Heading to Red Breaks wash
So, with the morning sun shining brightly and with a moderate breeze blowing, we set off from the Harris Wash trailhead. Soon after crossing Harris Wash itself, we turned left and headed up a smaller side wash - the main wash coming out of Red Breaks. The topography ahead looked very unassuming: there were no high or narrow walls here, and off in the distance we could only see the very slightly concaved terrain of the Red Breaks drainage.
The initial walk up the Red Breaks main fork saw us walking past relatively nondescript desert scenery. The banks of the wash are low here, and we were more intrigued by the large amounts of tumbleweed that had been piled up against south-facing slopes. Clearly there had been a some strong southerly winds recently.
It wasn't too long before some low sandstone walls appeared, and soon, we were walking up a shallow canyon with walls that were about 10 to 20 feet high. We were chatting and not paying too close attention, and as a result I missed the cairns that marked a path that led up to the west side of the slowly rising canyon rim. We ended at a 25-foot dryfall that required a doable but somewhat exposed climb, so we retraced our steps back downcanyon until we could easily scramble up to the western rim, where we joined a well-defined footpath.
Above the dryfall, we continued hiking up the canyon, which again started to narrow and deepen. For now, though, the walking was straightforward and there was no slot in sight.
It wasn't too long before we started to see the characteristic smooth, flowing walls of navajo sandstone and the beginning of a real constriction. We had a pretty good idea that the slot-canyon section would soon start. A good time to stop and have lunch before setting out to worming one's way through the earth.

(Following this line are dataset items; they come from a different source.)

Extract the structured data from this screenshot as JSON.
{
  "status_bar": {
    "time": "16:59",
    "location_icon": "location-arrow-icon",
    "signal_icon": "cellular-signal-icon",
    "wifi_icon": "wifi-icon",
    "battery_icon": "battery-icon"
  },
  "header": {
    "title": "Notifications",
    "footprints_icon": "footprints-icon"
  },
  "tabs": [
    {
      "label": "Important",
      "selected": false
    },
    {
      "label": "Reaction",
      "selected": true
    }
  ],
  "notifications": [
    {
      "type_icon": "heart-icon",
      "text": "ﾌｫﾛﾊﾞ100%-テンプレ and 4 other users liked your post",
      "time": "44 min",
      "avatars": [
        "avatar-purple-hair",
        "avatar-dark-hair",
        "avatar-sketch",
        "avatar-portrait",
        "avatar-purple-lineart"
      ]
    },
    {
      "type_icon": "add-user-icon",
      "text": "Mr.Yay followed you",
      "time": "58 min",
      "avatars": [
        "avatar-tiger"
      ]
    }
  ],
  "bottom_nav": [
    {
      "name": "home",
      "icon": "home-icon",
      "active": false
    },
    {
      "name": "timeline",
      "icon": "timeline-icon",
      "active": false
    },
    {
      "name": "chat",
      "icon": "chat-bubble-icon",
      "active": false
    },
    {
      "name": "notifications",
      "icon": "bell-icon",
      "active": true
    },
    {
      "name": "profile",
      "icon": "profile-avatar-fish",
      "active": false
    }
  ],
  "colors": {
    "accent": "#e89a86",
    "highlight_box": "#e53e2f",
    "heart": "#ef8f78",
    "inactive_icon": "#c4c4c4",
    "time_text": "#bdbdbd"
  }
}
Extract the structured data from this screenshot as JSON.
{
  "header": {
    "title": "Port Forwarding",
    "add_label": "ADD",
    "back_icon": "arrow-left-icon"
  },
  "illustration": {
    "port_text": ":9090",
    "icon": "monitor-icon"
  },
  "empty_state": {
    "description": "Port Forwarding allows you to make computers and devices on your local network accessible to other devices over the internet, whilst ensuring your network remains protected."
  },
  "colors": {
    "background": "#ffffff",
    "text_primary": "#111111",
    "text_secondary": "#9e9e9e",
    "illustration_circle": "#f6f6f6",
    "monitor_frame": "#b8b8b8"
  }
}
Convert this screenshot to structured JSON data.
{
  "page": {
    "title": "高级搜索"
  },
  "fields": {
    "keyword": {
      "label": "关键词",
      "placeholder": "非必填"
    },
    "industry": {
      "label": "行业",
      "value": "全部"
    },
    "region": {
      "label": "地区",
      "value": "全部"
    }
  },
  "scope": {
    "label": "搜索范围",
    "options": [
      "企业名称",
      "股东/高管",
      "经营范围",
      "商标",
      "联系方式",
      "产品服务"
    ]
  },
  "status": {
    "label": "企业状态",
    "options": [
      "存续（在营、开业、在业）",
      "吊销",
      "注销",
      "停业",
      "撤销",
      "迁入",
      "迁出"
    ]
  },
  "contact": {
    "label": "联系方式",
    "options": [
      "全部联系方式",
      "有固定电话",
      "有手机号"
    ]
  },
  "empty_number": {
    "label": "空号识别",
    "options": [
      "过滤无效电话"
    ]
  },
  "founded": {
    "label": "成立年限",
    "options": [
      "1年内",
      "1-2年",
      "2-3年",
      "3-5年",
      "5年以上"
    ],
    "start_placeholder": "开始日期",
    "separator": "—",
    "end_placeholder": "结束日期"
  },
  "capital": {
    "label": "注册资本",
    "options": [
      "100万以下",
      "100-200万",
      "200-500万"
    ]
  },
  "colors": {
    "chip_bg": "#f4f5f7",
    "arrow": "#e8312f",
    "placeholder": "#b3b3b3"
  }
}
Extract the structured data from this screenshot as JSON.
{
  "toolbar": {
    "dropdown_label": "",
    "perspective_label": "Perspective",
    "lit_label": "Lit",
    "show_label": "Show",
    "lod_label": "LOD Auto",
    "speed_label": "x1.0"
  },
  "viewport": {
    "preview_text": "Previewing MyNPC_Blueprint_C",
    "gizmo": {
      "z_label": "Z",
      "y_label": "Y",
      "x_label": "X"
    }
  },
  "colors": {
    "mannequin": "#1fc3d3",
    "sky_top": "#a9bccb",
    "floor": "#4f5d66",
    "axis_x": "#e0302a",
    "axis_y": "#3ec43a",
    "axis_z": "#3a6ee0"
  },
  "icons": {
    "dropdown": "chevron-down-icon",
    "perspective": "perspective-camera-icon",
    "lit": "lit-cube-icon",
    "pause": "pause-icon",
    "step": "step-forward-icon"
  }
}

The first stretch of slot was easy, with a wide V-shaped cross-section and a mostly sandy, easy-to-walk-on floor. We encountered a low chockstone or two, but that was about it. There were pleasant, smooth cross-bedded navajo sandstone walls. Above, the Carmel Limestone caprock gradually rose up on the rim as we walked along.
Starting to get slot-like
Start of Red Breaks Narrows
We soon encountered the first of several water-filled stretches, necessitating a changeover into our water footwear. There seemed to be more water in the slot than usual, based upon the descriptions I'd read. The water wasn't too cold and it was not more than shin deep. There were again a few chockstones, some at the ends of the pools, requiring a scramble from out of the water. However, so far nothing that required any real climbing or help from a companion.
We encountered the first tricky obstacle about 20 minutes after the start of the narrows. A couple of large chockstones had stacked on top of one another in the slot in a manner that created required a tricky slightly overhanging climb to surmount. I took the easy way out and stood on Ewart's back to get on top. In turn, Ewart helped Jenn and Roy do the same. To help Ewart, I got out my 10 metre static rope and, after a couple of failed attempts, managed to unelegantly help Ewart get up and over.